State Regulation

Proposed Auto Insurance Reform Will End Discrimination Against Lower-Wage Californians-Groups Urge Quick Adoption

Firefighters, Licensed Vocational Nurses, and Unemployed Californians Are Currently Charged 20% More Than Investment Bankers and Hospital Administrators by One Insurer – Proposed Rules Would Ban This Type of Price Discrimination

Washington, D.C. – Millions of California drivers will see auto insurance savings with the adoption of regulations to be presented at a California Department of Insurance workshop on Tuesday, according to Consumer Federation of America (CFA) and Consumer Federation of California (CFC). California Insurance Commissioner Ricardo Lara’s rules will require insurers to make their group discount programs more equitable and eliminate the practice adopted by some insurers of charging higher premiums to blue-collar and unemployed drivers, even if they have perfect driving records.

“Group insurance discounts are meant to empower consumers who purchase their car insurance through a group to which they belong, but some insurance companies have deformed this idea into discriminating against safe drivers in lower-wage occupations,” said J. Robert Hunter, CFA Insurance Director and former Texas Insurance Commissioner. “The draft regulations will stop insurance companies from punishing Californians who don’t have the right job title, while strengthening the ability of consumers to band together and get cheaper coverage.”

The regulations address a loophole that insurance companies have carved out, in which some insurers have created phony occupation-based groups in order to offer lower-priced coverage to white-collar professionals while charging higher rates to Californians with blue-collar jobs or who are unemployed. The rules also allow consumers to get group discounts through their organizations and require that insurers make those group discounts more accessible to lower-income communities of color, who face higher rates due to discriminatory occupation-based insurance pricing.

“Blue-collar Californians, including millions of essential workers, factory workers, farmworkers, and service employees, have been forced to subsidize premiums that insurance companies offer to the white-collar professionals whose business they prefer,” said Robert Herrell, Executive Director of the Consumer Federation of California. “The Commissioner’s plan will end the insurance industry’s discrimination against California’s wage workers and increase unions’ and other community organizations’ access to group auto insurance discounts.”

New Rules Will End Penalties for California Workers, Protect and Expand Access to Discounts for Unions, Senior Organizations, and Community Groups

 GEICO, one of California’s largest auto insurers, currently uses drivers’ job titles to discriminate against frontline workers, blue-collar Californians, and unemployed residents. Through a simple premium quote test at Geico.com, CFC and CFA found that a standard auto insurance policy sold to a driver with a perfect driving record will cost about 20% more – $276 more per year in one Los Angeles area test – if the driver is a firefighter, licensed vocational nurse, factory worker, or unemployed, than if their occupation is “investment banker” or “hospital administrator,” even if everything else about the driver is exactly the same. Other major insurers such as Progressive and Mercury also impose job-title penalties by abusing the premium setting rules that will be reformed under Commissioner Lara’s draft regulations.
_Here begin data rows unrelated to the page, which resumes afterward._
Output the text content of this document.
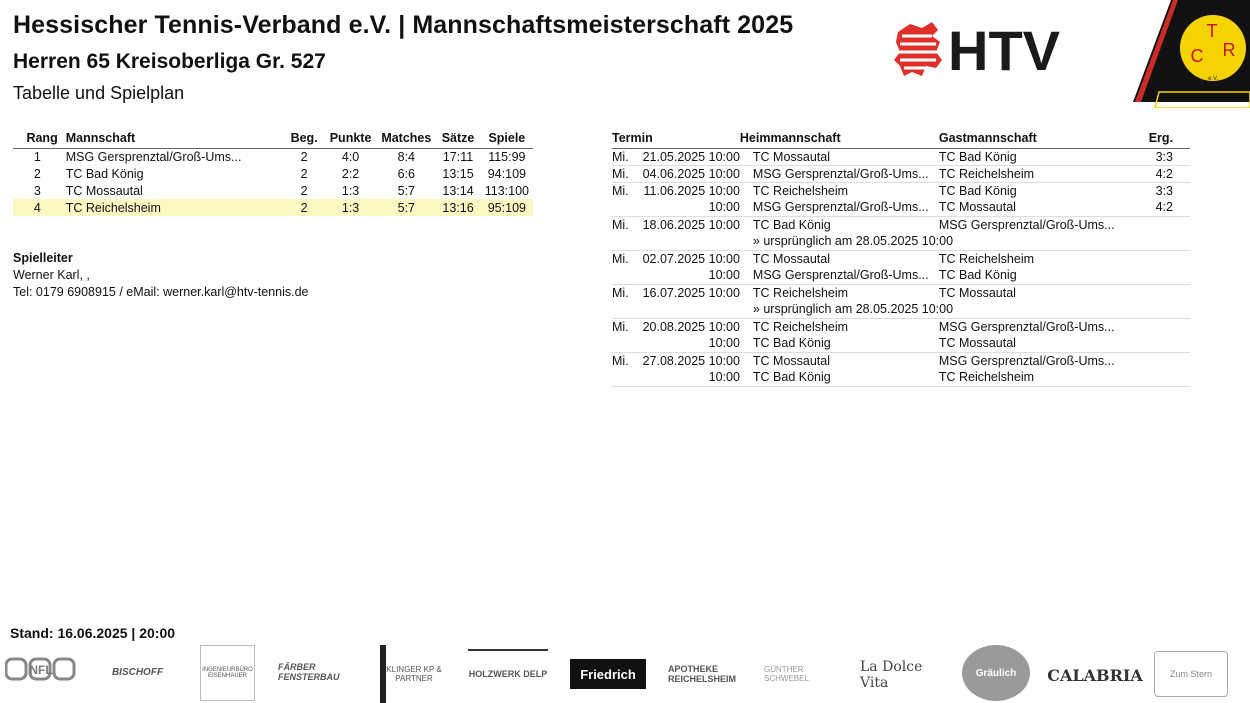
Hessischer Tennis-Verband e.V. | Mannschaftsmeisterschaft 2025
Herren 65 Kreisoberliga Gr. 527
Tabelle und Spielplan
HTV	T
C R
e.V.
Rang	Mannschaft	Beg.	Punkte	Matches	Sätze	Spiele
1	MSG Gersprenztal/Groß-Ums...	2	4:0	8:4	17:11	115:99
2	TC Bad König	2	2:2	6:6	13:15	94:109
3	TC Mossautal	2	1:3	5:7	13:14	113:100
4	TC Reichelsheim	2	1:3	5:7	13:16	95:109
Spielleiter
Werner Karl, ,
Tel: 0179 6908915 / eMail: werner.karl@htv-tennis.de
Termin		Heimmannschaft	Gastmannschaft	Erg.
Mi.	21.05.2025 10:00	TC Mossautal	TC Bad König	3:3
Mi.	04.06.2025 10:00	MSG Gersprenztal/Groß-Ums...	TC Reichelsheim	4:2
Mi.	11.06.2025 10:00	TC Reichelsheim	TC Bad König	3:3
	10:00	MSG Gersprenztal/Groß-Ums...	TC Mossautal	4:2
Mi.	18.06.2025 10:00	TC Bad König	MSG Gersprenztal/Groß-Ums...	
		» ursprünglich am 28.05.2025 10:00		
Mi.	02.07.2025 10:00	TC Mossautal	TC Reichelsheim	
	10:00	MSG Gersprenztal/Groß-Ums...	TC Bad König	
Mi.	16.07.2025 10:00	TC Reichelsheim	TC Mossautal	
		» ursprünglich am 28.05.2025 10:00		
Mi.	20.08.2025 10:00	TC Reichelsheim	MSG Gersprenztal/Groß-Ums...	
	10:00	TC Bad König	TC Mossautal	
Mi.	27.08.2025 10:00	TC Mossautal	MSG Gersprenztal/Groß-Ums...	
	10:00	TC Bad König	TC Reichelsheim	
Stand: 16.06.2025 | 20:00
NFL	BISCHOFF	INGENIEURBÜRO EISENHAUER
FÄRBER FENSTERBAU
KLINGER KP & PARTNER	HOLZWERK DELP	Friedrich	APOTHEKE REICHELSHEIM
GÜNTHER SCHWEBEL
La Dolce Vita
Gräulich	CALABRIA	Zum Stern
Under the draft rules, insurance companies will no longer be able to charge a higher rate to a safe driver just because they do not have a white-collar job. Importantly though, the proposed rules preserve the ability of groups like teachers and law enforcement associations, senior organizations, and labor unions to secure group car insurance discounts. The rules also incentivize insurance companies to make their group discount programs more widely available to groups with members who live in traditionally underserved communities of California. This will expand access to group discounts for the first time since the group discount law was enacted in 1988.

“Insurance companies want to protect their ability to discriminate against lower-income Californians, and they will lobby hard to preserve an unfairness in the market that suits their bottom line,” said Herrell. “In fact, working Californians urgently need the reforms proposed by the Insurance Commissioner to take effect as soon as possible to open up group discounts to more safe drivers and end the unfair and discriminatory penalties that make car insurance costlier to California’s economically vulnerable consumers.”